The DSM-5 is the go-to source for understanding, classifying, and explaining a variety of mental health disorders. It has been described by some as sort of a “bible” for mental health professionals, as they heavily rely on it when diagnosing individuals with a mental illness. But what exactly is it?
In fact, it’s not a Bible: the content changes, based on accumulated scientific evidence and clinical experience. The DSM-5 is the fifth iteration of the Diagnostic and Statistical Manual of Mental Disorders. It is a book used by mental health professionals to classify and diagnose disorders related to psychiatric functioning in adults and children. The original DSM, published in 1952, was developed in response to psychiatrists’ desire for a uniform method of categorizing and describing the disorders they encountered in clinical practice. The Manual is regularly updated to reflect changes in disorders, diagnostic criteria, and symptomatology.
The DSM-5 identifies and describes disorders by categories that are broken down into areas related to mood, psychosis, development, and substance use, among others. Each disorder contained in the Manual is defined by its features and accompanied by diagnostic criteria required for an individual to be diagnosed with that disorder. Diagnostic criteria include variables such as symptoms, symptom length, and the number of symptoms required to render a diagnosis. Some disorders also include “specifiers” that denote variables such as symptom severity (i.e., mild, moderate, severe) and accompanying disturbances (i.e., mood, perception). The DSM-5 also outlines available research concerning the prevalence, prognosis, and life course of a particular disorder.

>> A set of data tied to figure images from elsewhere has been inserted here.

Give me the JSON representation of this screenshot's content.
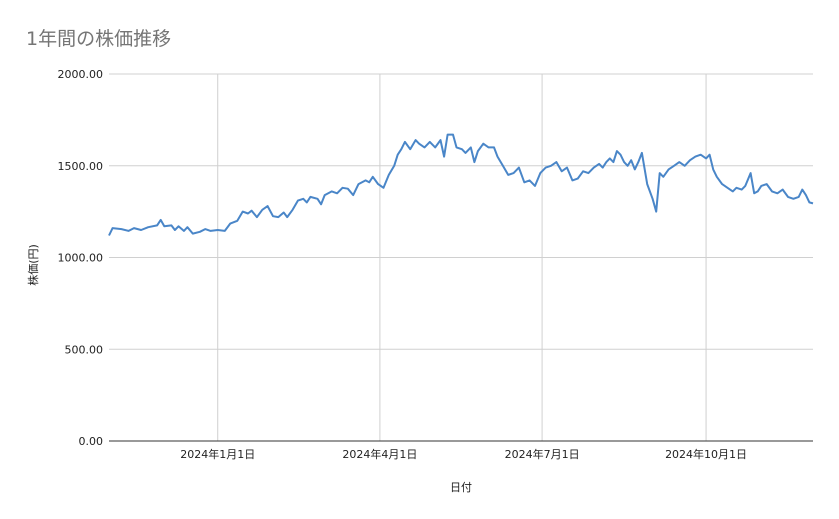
{
  "chart_data": {
    "type": "line",
    "title": "1年間の株価推移",
    "xlabel": "日付",
    "ylabel": "株価(円)",
    "ylim": [
      0,
      2000
    ],
    "y_ticks": [
      {
        "value": 0,
        "label": "0.00"
      },
      {
        "value": 500,
        "label": "500.00"
      },
      {
        "value": 1000,
        "label": "1000.00"
      },
      {
        "value": 1500,
        "label": "1500.00"
      },
      {
        "value": 2000,
        "label": "2000.00"
      }
    ],
    "x_range": [
      "2023-11-01",
      "2024-11-30"
    ],
    "x_ticks": [
      {
        "date": "2024-01-01",
        "label": "2024年1月1日"
      },
      {
        "date": "2024-04-01",
        "label": "2024年4月1日"
      },
      {
        "date": "2024-07-01",
        "label": "2024年7月1日"
      },
      {
        "date": "2024-10-01",
        "label": "2024年10月1日"
      }
    ],
    "grid": true,
    "line_color": "#4a86c8",
    "series": [
      {
        "points": [
          [
            "2023-11-01",
            1120
          ],
          [
            "2023-11-03",
            1160
          ],
          [
            "2023-11-08",
            1155
          ],
          [
            "2023-11-12",
            1145
          ],
          [
            "2023-11-15",
            1160
          ],
          [
            "2023-11-19",
            1150
          ],
          [
            "2023-11-23",
            1165
          ],
          [
            "2023-11-28",
            1175
          ],
          [
            "2023-11-30",
            1205
          ],
          [
            "2023-12-02",
            1170
          ],
          [
            "2023-12-06",
            1175
          ],
          [
            "2023-12-08",
            1150
          ],
          [
            "2023-12-10",
            1170
          ],
          [
            "2023-12-13",
            1145
          ],
          [
            "2023-12-15",
            1165
          ],
          [
            "2023-12-18",
            1130
          ],
          [
            "2023-12-22",
            1140
          ],
          [
            "2023-12-25",
            1155
          ],
          [
            "2023-12-28",
            1145
          ],
          [
            "2024-01-01",
            1150
          ],
          [
            "2024-01-05",
            1145
          ],
          [
            "2024-01-08",
            1185
          ],
          [
            "2024-01-12",
            1200
          ],
          [
            "2024-01-15",
            1250
          ],
          [
            "2024-01-18",
            1240
          ],
          [
            "2024-01-20",
            1255
          ],
          [
            "2024-01-23",
            1220
          ],
          [
            "2024-01-26",
            1260
          ],
          [
            "2024-01-29",
            1280
          ],
          [
            "2024-02-01",
            1225
          ],
          [
            "2024-02-04",
            1220
          ],
          [
            "2024-02-07",
            1245
          ],
          [
            "2024-02-09",
            1220
          ],
          [
            "2024-02-12",
            1260
          ],
          [
            "2024-02-15",
            1310
          ],
          [
            "2024-02-18",
            1320
          ],
          [
            "2024-02-20",
            1300
          ],
          [
            "2024-02-22",
            1330
          ],
          [
            "2024-02-26",
            1320
          ],
          [
            "2024-02-28",
            1290
          ],
          [
            "2024-03-01",
            1340
          ],
          [
            "2024-03-05",
            1360
          ],
          [
            "2024-03-08",
            1350
          ],
          [
            "2024-03-11",
            1380
          ],
          [
            "2024-03-14",
            1375
          ],
          [
            "2024-03-17",
            1340
          ],
          [
            "2024-03-20",
            1400
          ],
          [
            "2024-03-24",
            1420
          ],
          [
            "2024-03-26",
            1410
          ],
          [
            "2024-03-28",
            1440
          ],
          [
            "2024-03-31",
            1400
          ],
          [
            "2024-04-03",
            1380
          ],
          [
            "2024-04-06",
            1450
          ],
          [
            "2024-04-09",
            1500
          ],
          [
            "2024-04-11",
            1560
          ],
          [
            "2024-04-13",
            1590
          ],
          [
            "2024-04-15",
            1630
          ],
          [
            "2024-04-18",
            1590
          ],
          [
            "2024-04-21",
            1640
          ],
          [
            "2024-04-23",
            1620
          ],
          [
            "2024-04-26",
            1600
          ],
          [
            "2024-04-29",
            1630
          ],
          [
            "2024-05-02",
            1600
          ],
          [
            "2024-05-05",
            1640
          ],
          [
            "2024-05-07",
            1550
          ],
          [
            "2024-05-09",
            1670
          ],
          [
            "2024-05-12",
            1670
          ],
          [
            "2024-05-14",
            1600
          ],
          [
            "2024-05-17",
            1590
          ],
          [
            "2024-05-19",
            1570
          ],
          [
            "2024-05-22",
            1600
          ],
          [
            "2024-05-24",
            1520
          ],
          [
            "2024-05-26",
            1580
          ],
          [
            "2024-05-29",
            1620
          ],
          [
            "2024-06-01",
            1600
          ],
          [
            "2024-06-04",
            1600
          ],
          [
            "2024-06-06",
            1550
          ],
          [
            "2024-06-09",
            1500
          ],
          [
            "2024-06-12",
            1450
          ],
          [
            "2024-06-15",
            1460
          ],
          [
            "2024-06-18",
            1490
          ],
          [
            "2024-06-21",
            1410
          ],
          [
            "2024-06-24",
            1420
          ],
          [
            "2024-06-27",
            1390
          ],
          [
            "2024-06-30",
            1460
          ],
          [
            "2024-07-03",
            1490
          ],
          [
            "2024-07-06",
            1500
          ],
          [
            "2024-07-09",
            1520
          ],
          [
            "2024-07-12",
            1470
          ],
          [
            "2024-07-15",
            1490
          ],
          [
            "2024-07-18",
            1420
          ],
          [
            "2024-07-21",
            1430
          ],
          [
            "2024-07-24",
            1470
          ],
          [
            "2024-07-27",
            1460
          ],
          [
            "2024-07-30",
            1490
          ],
          [
            "2024-08-02",
            1510
          ],
          [
            "2024-08-04",
            1490
          ],
          [
            "2024-08-06",
            1520
          ],
          [
            "2024-08-08",
            1540
          ],
          [
            "2024-08-10",
            1520
          ],
          [
            "2024-08-12",
            1580
          ],
          [
            "2024-08-14",
            1560
          ],
          [
            "2024-08-16",
            1520
          ],
          [
            "2024-08-18",
            1500
          ],
          [
            "2024-08-20",
            1530
          ],
          [
            "2024-08-22",
            1480
          ],
          [
            "2024-08-24",
            1520
          ],
          [
            "2024-08-26",
            1570
          ],
          [
            "2024-08-29",
            1400
          ],
          [
            "2024-09-01",
            1320
          ],
          [
            "2024-09-03",
            1250
          ],
          [
            "2024-09-05",
            1460
          ],
          [
            "2024-09-07",
            1440
          ],
          [
            "2024-09-10",
            1480
          ],
          [
            "2024-09-13",
            1500
          ],
          [
            "2024-09-16",
            1520
          ],
          [
            "2024-09-19",
            1500
          ],
          [
            "2024-09-22",
            1530
          ],
          [
            "2024-09-25",
            1550
          ],
          [
            "2024-09-28",
            1560
          ],
          [
            "2024-10-01",
            1540
          ],
          [
            "2024-10-03",
            1560
          ],
          [
            "2024-10-05",
            1480
          ],
          [
            "2024-10-07",
            1440
          ],
          [
            "2024-10-10",
            1400
          ],
          [
            "2024-10-13",
            1380
          ],
          [
            "2024-10-16",
            1360
          ],
          [
            "2024-10-18",
            1380
          ],
          [
            "2024-10-21",
            1370
          ],
          [
            "2024-10-23",
            1390
          ],
          [
            "2024-10-26",
            1460
          ],
          [
            "2024-10-28",
            1350
          ],
          [
            "2024-10-30",
            1360
          ],
          [
            "2024-11-01",
            1390
          ],
          [
            "2024-11-04",
            1400
          ],
          [
            "2024-11-07",
            1360
          ],
          [
            "2024-11-10",
            1350
          ],
          [
            "2024-11-13",
            1370
          ],
          [
            "2024-11-16",
            1330
          ],
          [
            "2024-11-19",
            1320
          ],
          [
            "2024-11-22",
            1330
          ],
          [
            "2024-11-24",
            1370
          ],
          [
            "2024-11-26",
            1340
          ],
          [
            "2024-11-28",
            1300
          ],
          [
            "2024-11-30",
            1295
          ]
        ]
      }
    ]
  }
}
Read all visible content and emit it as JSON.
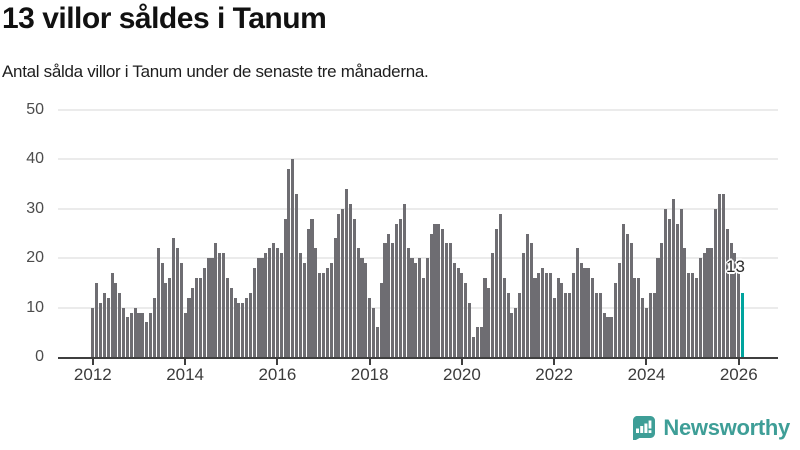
{
  "header": {
    "title": "13 villor såldes i Tanum",
    "subtitle": "Antal sålda villor i Tanum under de senaste tre månaderna."
  },
  "annotation": {
    "last_value_label": "13"
  },
  "footer": {
    "brand": "Newsworthy"
  },
  "colors": {
    "bar": "#6e6d72",
    "highlight": "#00a49e",
    "gridline": "#ebebeb",
    "axis": "#3f3f3f",
    "brand_teal": "#3e9e97"
  },
  "chart_data": {
    "type": "bar",
    "title": "13 villor såldes i Tanum",
    "subtitle": "Antal sålda villor i Tanum under de senaste tre månaderna.",
    "x_start": "2012-01",
    "x_frequency": "monthly",
    "x_tick_labels": [
      "2012",
      "2014",
      "2016",
      "2018",
      "2020",
      "2022",
      "2024",
      "2026"
    ],
    "yticks": [
      0,
      10,
      20,
      30,
      40,
      50
    ],
    "ylim": [
      0,
      50
    ],
    "grid": true,
    "highlight_last": true,
    "last_point_label": "13",
    "values": [
      10,
      15,
      11,
      13,
      12,
      17,
      15,
      13,
      10,
      8,
      9,
      10,
      9,
      9,
      7,
      9,
      12,
      22,
      19,
      15,
      16,
      24,
      22,
      19,
      9,
      12,
      14,
      16,
      16,
      18,
      20,
      20,
      23,
      21,
      21,
      16,
      14,
      12,
      11,
      11,
      12,
      13,
      18,
      20,
      20,
      21,
      22,
      23,
      22,
      21,
      28,
      38,
      40,
      33,
      21,
      19,
      26,
      28,
      22,
      17,
      17,
      18,
      19,
      24,
      29,
      30,
      34,
      31,
      28,
      22,
      20,
      19,
      12,
      10,
      6,
      15,
      23,
      25,
      23,
      27,
      28,
      31,
      22,
      20,
      19,
      20,
      16,
      20,
      25,
      27,
      27,
      26,
      23,
      23,
      19,
      18,
      17,
      15,
      11,
      4,
      6,
      6,
      16,
      14,
      21,
      26,
      29,
      16,
      13,
      9,
      10,
      13,
      21,
      25,
      23,
      16,
      17,
      18,
      17,
      17,
      12,
      16,
      15,
      13,
      13,
      17,
      22,
      19,
      18,
      18,
      16,
      13,
      13,
      9,
      8,
      8,
      15,
      19,
      27,
      25,
      23,
      16,
      16,
      12,
      10,
      13,
      13,
      20,
      23,
      30,
      28,
      32,
      27,
      30,
      22,
      17,
      17,
      16,
      20,
      21,
      22,
      22,
      30,
      33,
      33,
      26,
      23,
      21,
      17,
      13
    ]
  }
}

While the DSM-5 is an invaluable tool for mental health professionals, it is not without controversy. Prior to its publication, many critics expressed concerns with proposed revisions or removals. Once the latest edition of the Manual was published in May of 2013, mental health professionals around the world voiced criticisms of the changes that came to fruition. For example, the previous edition (i.e., DSM-IV-TR, 2000) utilized a “multiaxial” diagnostic system which included the following:
- Axis I: Clinical Disorders (e.g., Major Depressive Disorder)
- Axis II: Personality Disorder and Mental Retardation (e.g., Antisocial Personality Disorder)
- Axis III: General Medical Conditions (e.g., Hypertension)
- Axis IV: Psychosocial and Environmental Problems (e.g., legal trouble, homelessness)
- Axis V: GAF – General Assessment of Functioning (e.g., GAF, overall functioning; scale of 0-100)
The DSM-5 removed the above multiaxial diagnostic system in favor of a single-axis system that required clinicians to list all disorders from the first three axes on a single access, in order of clinical significance. The GAF score was eliminated, as the scoring was too unreliable.
There were also criticisms of disorder-related changes. The DSM-IV-TR included Asperger’s Disorder (AD), a disorder related to Autism. Similar to Autism, AD is characterized by impaired social interactions and repetitive behaviors. However, individuals with AD do not exhibit the early developmental delays observed in children on the Spectrum. Despite several differences in the features of the above disorders, the DSM-5 eliminated Asperger’s Disorder as an independent diagnosis and included it under the umbrella of Autism Spectrum Disorder. Other criticisms of the DSM-5 were related to diagnostic criteria for disorders including Schizophrenia (removing subtypes) and Major Depressive Disorder (removing bereavement exception).
Despite the above controversies, the DSM-5 is an invaluable tool for mental health professionals, including Forensic Psychologists. We frequently use the Manual in daily practice. When we interview and evaluate clients, we observe their behavior and often administer psychological tests. Data from behavioral observations, testing results, and available records are then used to determine whether an individual displays or reports behaviors consistent with a mental disorder. If so, we refer to the DSM-5 to determine which disorder best articulates the scope of the presenting and reported behavior. The Manual can also help Forensic Psychologists to determine when a behavior is inconsistent with an individual’s reported or exhibited symptoms, suggesting further investigation and/or testing is needed. When this happens, we sometimes rely on different assessment measures to help us determine whether an individual’s presentation is atypical or likely a result of malingering.
As has been the case with previous publications of the Manual, several changes to the DSM-5 have been proposed to the American Psychiatric Association. One of the proposed changes is currently available for review and will be subject to a 45-day public comment period, from April 6, 2020 to May 20, 2020 (https://www.psychiatry.org/psychiatrists/practice/dsm/proposed-changes). It will be interesting to see what changes will ultimately be made in the DSM’s next version.
References
American Psychiatric Association Website – www.psychiatry.org
American Psychiatric Association. (2013). Diagnostic and statistical manual of mental disorders (5th ed.). https://doi.org/10.1176/appi.books.9780890425596
American Psychiatric Association. (2011). Diagnostic and statistical manual of mental disorders (4th ed., Text Revision).